Acknowledgements



           Many people helped in the work described in this thesis. First, the research was dependent on the Cascades code of Goetz Graefe and our discussions with him via mail and meetings.

           We were very fortunate to have other discussions on top-down rule-based optimization efforts in industry. Pedro Celis told us about Tandem's optimizer, William McKenna about EROC and NEATO and Cesar Galindo-Legaria about Microsoft's new transformation-based optimizer. Locally, Dave Clay, M. Muralikrishna and others helped with discussions of subquery unnesting, bit vectors and other physical modeling issues and other areas of optimization that were extremely useful in our work.
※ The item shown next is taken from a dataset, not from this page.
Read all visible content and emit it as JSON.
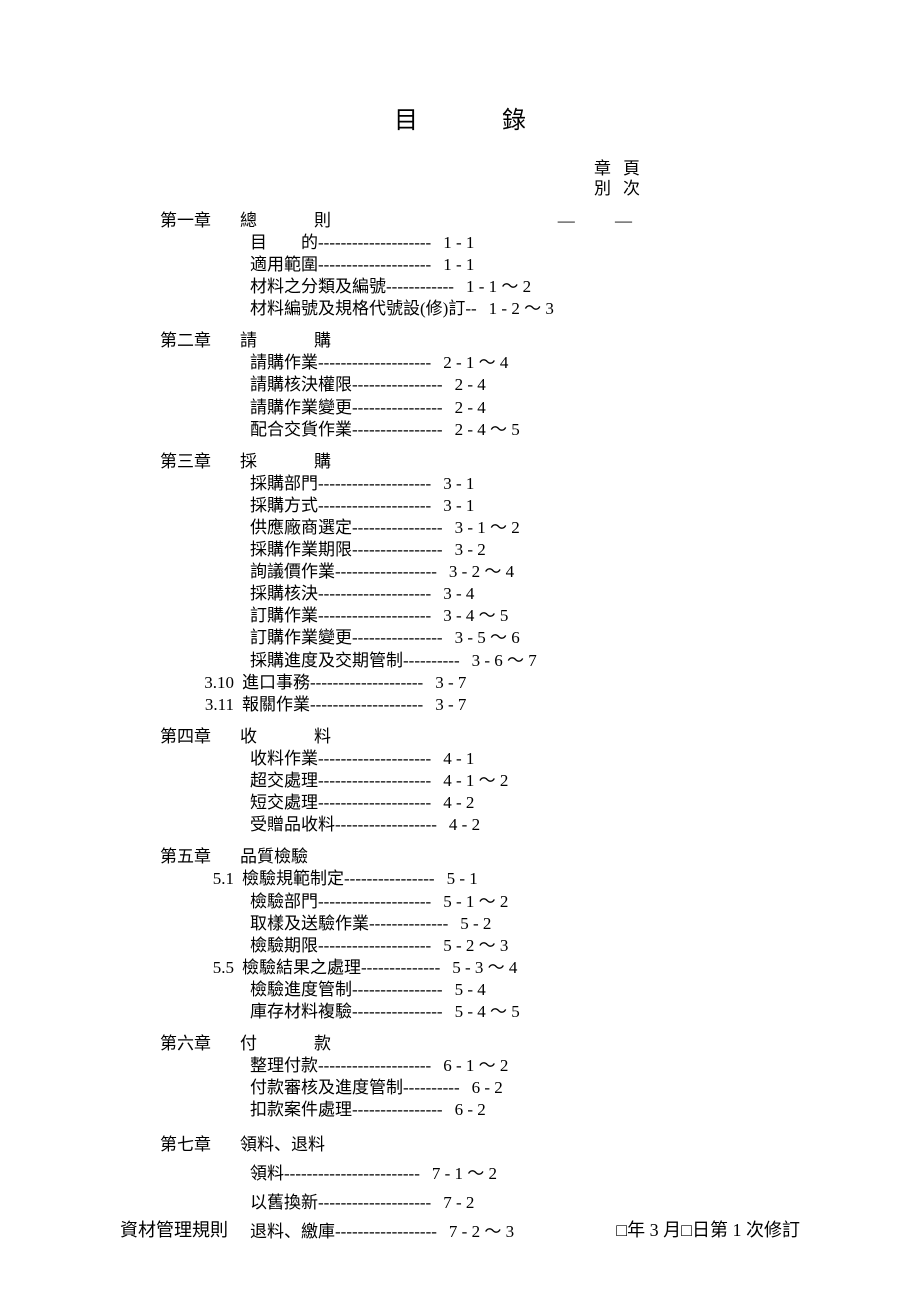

           From the Oregon Graduate Institute, we benefited from discussions with Leo Fegaras (now at University of Texas, Arlington) on his query optimizer for an object-oriented database, Bennet Vance (now at IBM Almaden Research Center) on join order optimization, Quan Wang on cost models and Prof. David Maier on all of the above as well as various optimization strategies.

           At PSU, Prof. Leonard Shapiro defined the problem of this thesis clearly and laid out a clear roadmap of the work to be done, broke up the Cascades search engine and model code, then provided guidance with Model D while at the same time making significant changes to the search engine. Finally he endured an infinite non-convergent series of drafts of this thesis. Professors Jingke Li, Earl Ecklund and Sergio Antoy also helped with our work and with this thesis. Graduate students, Susanne Stamp (alternative models) Xinhong Yuan and Limin Chen (TPC-D, Oracle and SQL-Server) Hsiao-min Wu (COVE) Yubo Fan (cost models, materialized views) made substantial contributions. Finally Beth Phelps and Cynthia Beretta-Loep in CS Department Office provided essential support for our efforts.

           This research was funded from grants from NSF and DARPA.